I have a thread that, when its function exits its loop (the exit is triggered by an event), it does some cleanup and then sets a different event to let a master thread know that it is done.
However, under some circumstances, SetEvent() seems not to return after it sets the thread's 'I'm done' event.
This thread is part of a DLL and the problem seems to occur after the DLL has been loaded/attached, the thread started, the thread ended and the DLL detached/unloaded a number of times without the application shutting down in between. The number of times this sequence has to be repeated before this problem happens is variable.
In case you are skeptical that I know what I'm talking about, I have determined what's happening by bracketing the SetEvent() call with calls to OutputDebugString(). The output before SetEvent() appears. Then, the waiting thread produces output that indicates that the Event has been set.
However, the second call to OutputDebugString() in the exiting thread (the one AFTER SetEvent() ) never occurs, or at least its string never shows up. If this happens, the application crashes a few moments later.
(Note that the calls to OutputDebugString() were added after the problem started occurring, so it's unlikely to be hanging there, rather than in SetEvent().)
I'm not entirely sure what causes the crash, but it occurs in the same thread in which SetEvent() didn't return immediately (I've been tracking/outputting the thread IDs). I suppose it's possible that SetEvent() is finally returning, by which point the context to which it is returning is gone/invalid, but what could cause such a delay?

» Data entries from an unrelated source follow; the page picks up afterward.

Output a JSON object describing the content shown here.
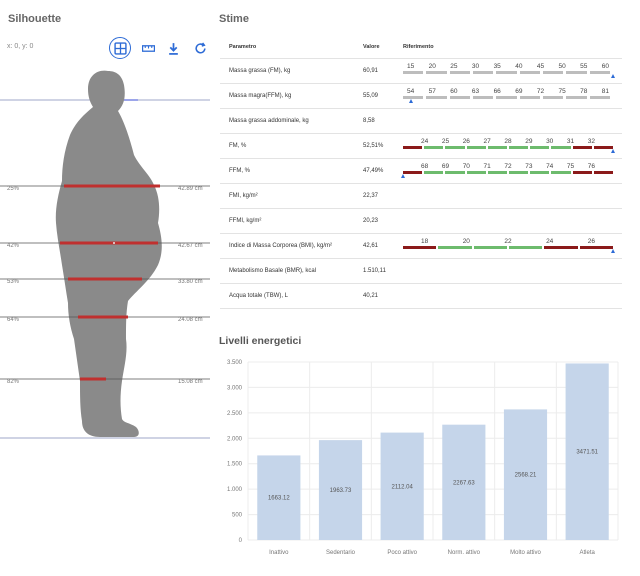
{
  "silhouette": {
    "title": "Silhouette",
    "coords": "x: 0, y: 0",
    "measurements": [
      {
        "pct": "25%",
        "value": "42.89 cm"
      },
      {
        "pct": "42%",
        "value": "42.67 cm"
      },
      {
        "pct": "53%",
        "value": "33.80 cm"
      },
      {
        "pct": "64%",
        "value": "24.08 cm"
      },
      {
        "pct": "82%",
        "value": "15.08 cm"
      }
    ]
  },
  "stime": {
    "title": "Stime",
    "headers": {
      "param": "Parametro",
      "value": "Valore",
      "ref": "Riferimento"
    },
    "rows": [
      {
        "param": "Massa grassa (FM), kg",
        "value": "60,91",
        "ticks": [
          "15",
          "20",
          "25",
          "30",
          "35",
          "40",
          "45",
          "50",
          "55",
          "60"
        ],
        "scale": "gray",
        "marker": 1.0
      },
      {
        "param": "Massa magra(FFM), kg",
        "value": "55,09",
        "ticks": [
          "54",
          "57",
          "60",
          "63",
          "66",
          "69",
          "72",
          "75",
          "78",
          "81"
        ],
        "scale": "gray",
        "marker": 0.04
      },
      {
        "param": "Massa grassa addominale, kg",
        "value": "8,58",
        "ticks": [],
        "scale": "none"
      },
      {
        "param": "FM, %",
        "value": "52,51%",
        "ticks": [
          "24",
          "25",
          "26",
          "27",
          "28",
          "29",
          "30",
          "31",
          "32"
        ],
        "scale": "rgr",
        "marker": 1.0
      },
      {
        "param": "FFM, %",
        "value": "47,49%",
        "ticks": [
          "68",
          "69",
          "70",
          "71",
          "72",
          "73",
          "74",
          "75",
          "76"
        ],
        "scale": "rgr",
        "marker": 0.0
      },
      {
        "param": "FMI, kg/m²",
        "value": "22,37",
        "ticks": [],
        "scale": "none"
      },
      {
        "param": "FFMI, kg/m²",
        "value": "20,23",
        "ticks": [],
        "scale": "none"
      },
      {
        "param": "Indice di Massa Corporea (BMI), kg/m²",
        "value": "42,61",
        "ticks": [
          "18",
          "20",
          "22",
          "24",
          "26"
        ],
        "scale": "rgr",
        "marker": 1.0
      },
      {
        "param": "Metabolismo Basale (BMR), kcal",
        "value": "1.510,11",
        "ticks": [],
        "scale": "none"
      },
      {
        "param": "Acqua totale (TBW), L",
        "value": "40,21",
        "ticks": [],
        "scale": "none"
      }
    ]
  },
  "colors": {
    "accent": "#2d6bd6",
    "bar": "#c5d5ea",
    "silhouette": "#8a8a8a",
    "red": "#8b1a1a",
    "green": "#6dbb6d",
    "scale_gray": "#bdbdbd"
  },
  "icons": [
    "grid-icon",
    "ruler-icon",
    "download-icon",
    "refresh-icon"
  ],
  "chart_data": {
    "type": "bar",
    "title": "Livelli energetici",
    "categories": [
      "Inattivo",
      "Sedentario",
      "Poco attivo",
      "Norm. attivo",
      "Molto attivo",
      "Atleta"
    ],
    "values": [
      1663.12,
      1963.73,
      2112.04,
      2267.63,
      2568.21,
      3471.51
    ],
    "value_labels": [
      "1663.12",
      "1963.73",
      "2112.04",
      "2267.63",
      "2568.21",
      "3471.51"
    ],
    "ylim": [
      0,
      3500
    ],
    "yticks": [
      0,
      500,
      1000,
      1500,
      2000,
      2500,
      3000,
      3500
    ],
    "ytick_labels": [
      "0",
      "500",
      "1.000",
      "1.500",
      "2.000",
      "2.500",
      "3.000",
      "3.500"
    ],
    "grid": true
  }
}
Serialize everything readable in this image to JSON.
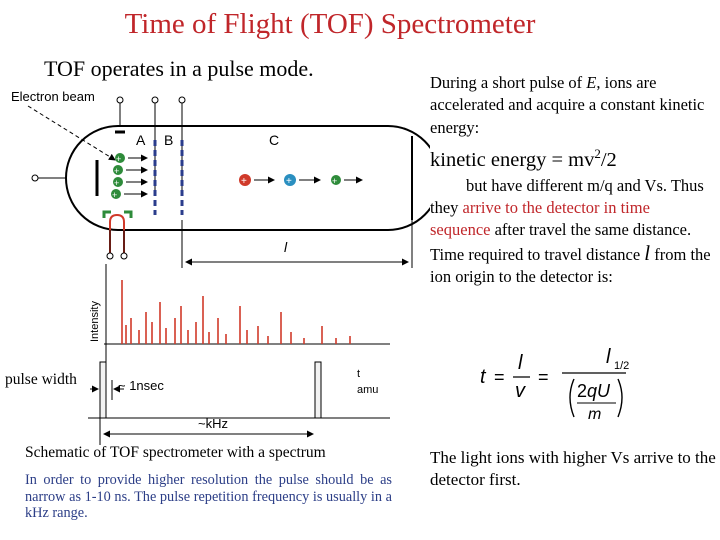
{
  "title": "Time of Flight (TOF) Spectrometer",
  "subtitle": "TOF operates in a pulse mode.",
  "diagram": {
    "electron_beam_label": "Electron beam",
    "label_A": "A",
    "label_B": "B",
    "label_C": "C",
    "label_l": "l",
    "intensity_label": "Intensity",
    "t_label": "t",
    "amu_label": "amu",
    "pulse_width_label": "pulse width",
    "nsec_label": "~ 1nsec",
    "khz_label": "~kHz"
  },
  "caption": "Schematic of TOF spectrometer with a spectrum",
  "note": "In order to provide higher resolution the pulse should be as narrow as 1-10 ns. The pulse repetition frequency is usually in a kHz range.",
  "right": {
    "p1a": "During a short pulse of ",
    "p1_E": "E",
    "p1b": ", ions are accelerated and acquire a constant kinetic energy:",
    "ke": "kinetic energy = mv",
    "ke_sup": "2",
    "ke_tail": "/2",
    "p2a": "but have different m/q and Vs. Thus they ",
    "p2_red": "arrive to the detector in time sequence",
    "p2b": " after travel the same distance. Time required to travel distance ",
    "p2_l": "l",
    "p2c": " from the ion origin to the detector is:",
    "light": "The light ions with higher Vs arrive to the detector first."
  },
  "formula": {
    "t": "t",
    "eq": "=",
    "l": "l",
    "v": "v",
    "m": "m",
    "two": "2",
    "qU": "qU",
    "exp": "1/2"
  },
  "colors": {
    "title": "#c0262a",
    "highlight": "#c0262a",
    "note": "#2c3e87",
    "ion_positive": "#2e8b3a",
    "ion_heavy": "#d03a2a",
    "ion_light": "#2a8fc0",
    "grid_b": "#2b3d8c"
  }
}
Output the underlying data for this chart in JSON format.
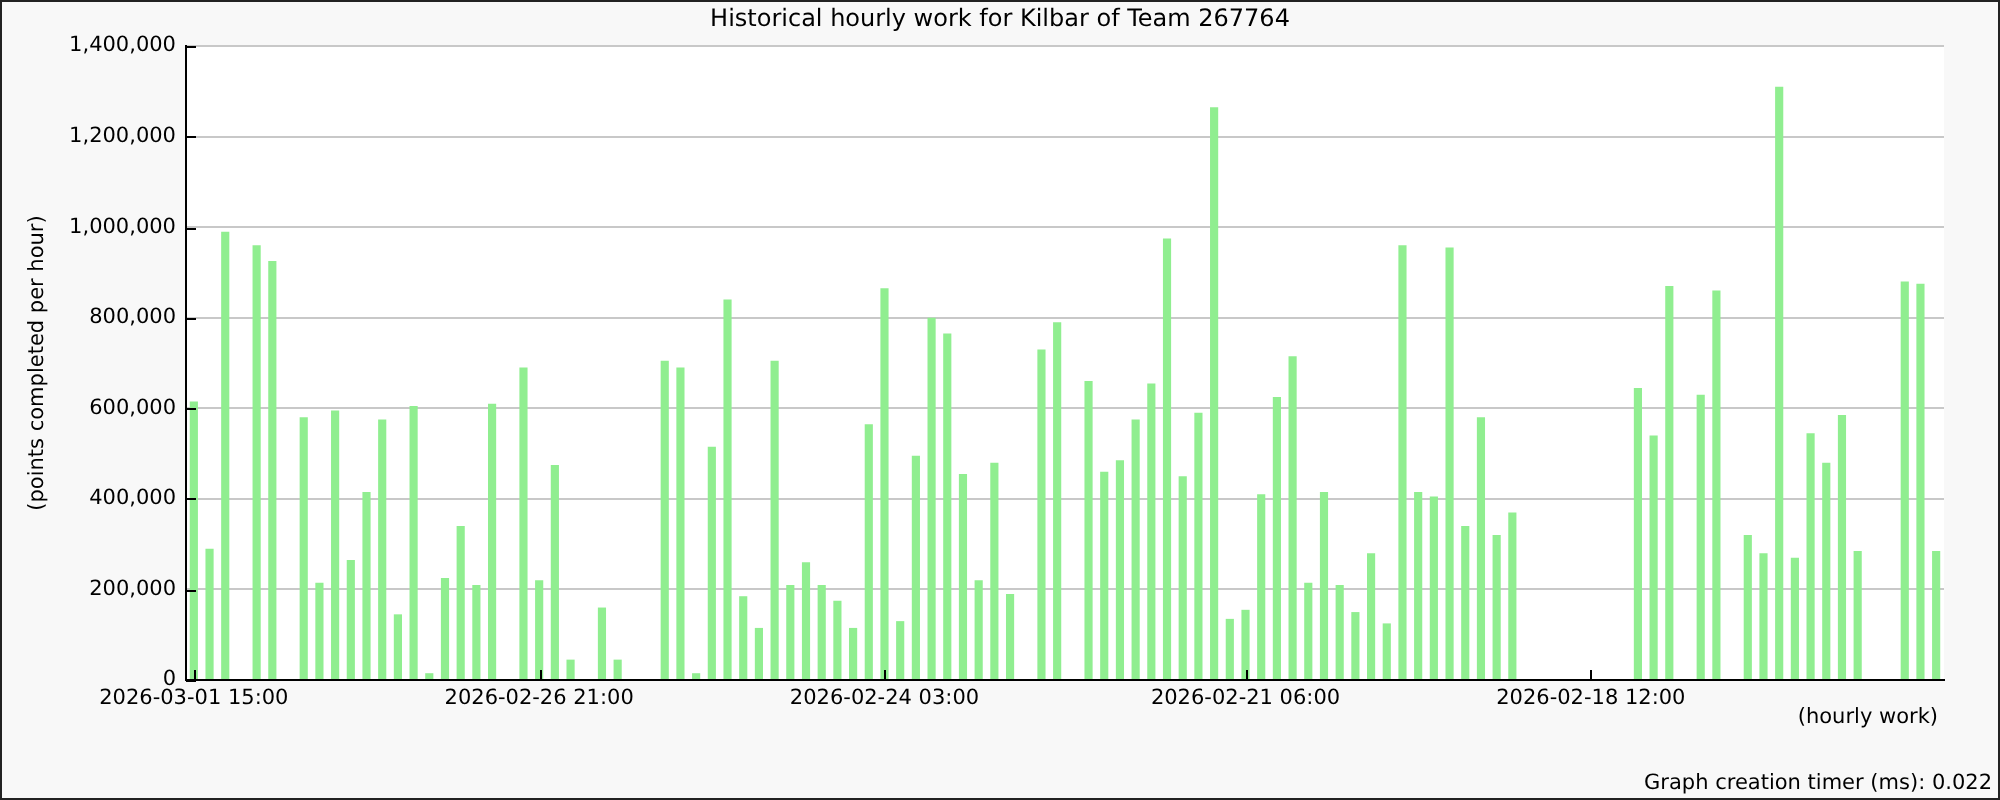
{
  "chart_data": {
    "type": "bar",
    "title": "Historical hourly work for Kilbar of Team 267764",
    "xlabel": "(hourly work)",
    "ylabel": "(points completed per hour)",
    "annotations": [
      "Graph creation timer (ms): 0.022"
    ],
    "categories": [
      "2026-03-01 15:00",
      null,
      null,
      null,
      null,
      null,
      null,
      null,
      null,
      null,
      null,
      null,
      null,
      null,
      null,
      null,
      null,
      null,
      null,
      null,
      null,
      null,
      "2026-02-26 21:00",
      null,
      null,
      null,
      null,
      null,
      null,
      null,
      null,
      null,
      null,
      null,
      null,
      null,
      null,
      null,
      null,
      null,
      null,
      null,
      null,
      null,
      "2026-02-24 03:00",
      null,
      null,
      null,
      null,
      null,
      null,
      null,
      null,
      null,
      null,
      null,
      null,
      null,
      null,
      null,
      null,
      null,
      null,
      null,
      null,
      null,
      null,
      "2026-02-21 06:00",
      null,
      null,
      null,
      null,
      null,
      null,
      null,
      null,
      null,
      null,
      null,
      null,
      null,
      null,
      null,
      null,
      null,
      null,
      null,
      null,
      null,
      "2026-02-18 12:00",
      null,
      null,
      null,
      null,
      null,
      null,
      null,
      null,
      null,
      null,
      null,
      null,
      null,
      null,
      null,
      null,
      null,
      null,
      null,
      null,
      null,
      null
    ],
    "values": [
      615000,
      290000,
      990000,
      null,
      960000,
      925000,
      null,
      580000,
      215000,
      595000,
      265000,
      415000,
      575000,
      145000,
      605000,
      15000,
      225000,
      340000,
      210000,
      610000,
      null,
      690000,
      220000,
      475000,
      45000,
      null,
      160000,
      45000,
      null,
      null,
      705000,
      690000,
      15000,
      515000,
      840000,
      185000,
      115000,
      705000,
      210000,
      260000,
      210000,
      175000,
      115000,
      565000,
      865000,
      130000,
      495000,
      800000,
      765000,
      455000,
      220000,
      480000,
      190000,
      null,
      730000,
      790000,
      null,
      660000,
      460000,
      485000,
      575000,
      655000,
      975000,
      450000,
      590000,
      1265000,
      135000,
      155000,
      410000,
      625000,
      715000,
      215000,
      415000,
      210000,
      150000,
      280000,
      125000,
      960000,
      415000,
      405000,
      955000,
      340000,
      580000,
      320000,
      370000,
      null,
      null,
      null,
      null,
      null,
      null,
      null,
      645000,
      540000,
      870000,
      null,
      630000,
      860000,
      null,
      320000,
      280000,
      1310000,
      270000,
      545000,
      480000,
      585000,
      285000,
      null,
      null,
      880000,
      875000,
      285000
    ],
    "color": "#90ee90",
    "ylim": [
      0,
      1400000
    ],
    "yticks": [
      {
        "value": 0,
        "label": "0"
      },
      {
        "value": 200000,
        "label": "200,000"
      },
      {
        "value": 400000,
        "label": "400,000"
      },
      {
        "value": 600000,
        "label": "600,000"
      },
      {
        "value": 800000,
        "label": "800,000"
      },
      {
        "value": 1000000,
        "label": "1,000,000"
      },
      {
        "value": 1200000,
        "label": "1,200,000"
      },
      {
        "value": 1400000,
        "label": "1,400,000"
      }
    ],
    "grid": "y"
  }
}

It turns out that I've been blinded by looking at this code for so long, and it didn't even occur to me to check the return code. I'm done looking at it for today, so I'll know what it's returning (if it's returning) on Monday and I'll edit this question with that info then.
Update: I changed the (master) code to wait for the thread to exit rather than for it to set the event, and removed the SetEvent() call from the slave thread. This changed the nature of the bug: now, instead of failing to return from SetEvent(), it doesn't exit the thread at all and the whole thing hangs.
This indicates that the problem is not with SetEvent(), but something deeper. No idea what, yet, but it's good not to be chasing down that blind alley.
Update (Feb 13/09):
It turned out that the problem was deeper than I thought when I asked this question. jdigital (and probably others) has pretty much nailed the underlying problem: we were trying to unload a thread as part of the process of detaching a DLL.
This, as I didn't realize at the time, but have since found out through research here and elsewhere (Raymond Chen's blog, for example), is a Very Bad Thing.
The problem was, because of the way it was coded and the way it was behaving, it not obvious that that was the underlying problem - it was camouflaged as all sorts of other Bad Behaviours that I had to wade through.
Some of the suggestions here helped me do that, so I'm grateful to everyone who contributed. Thank you!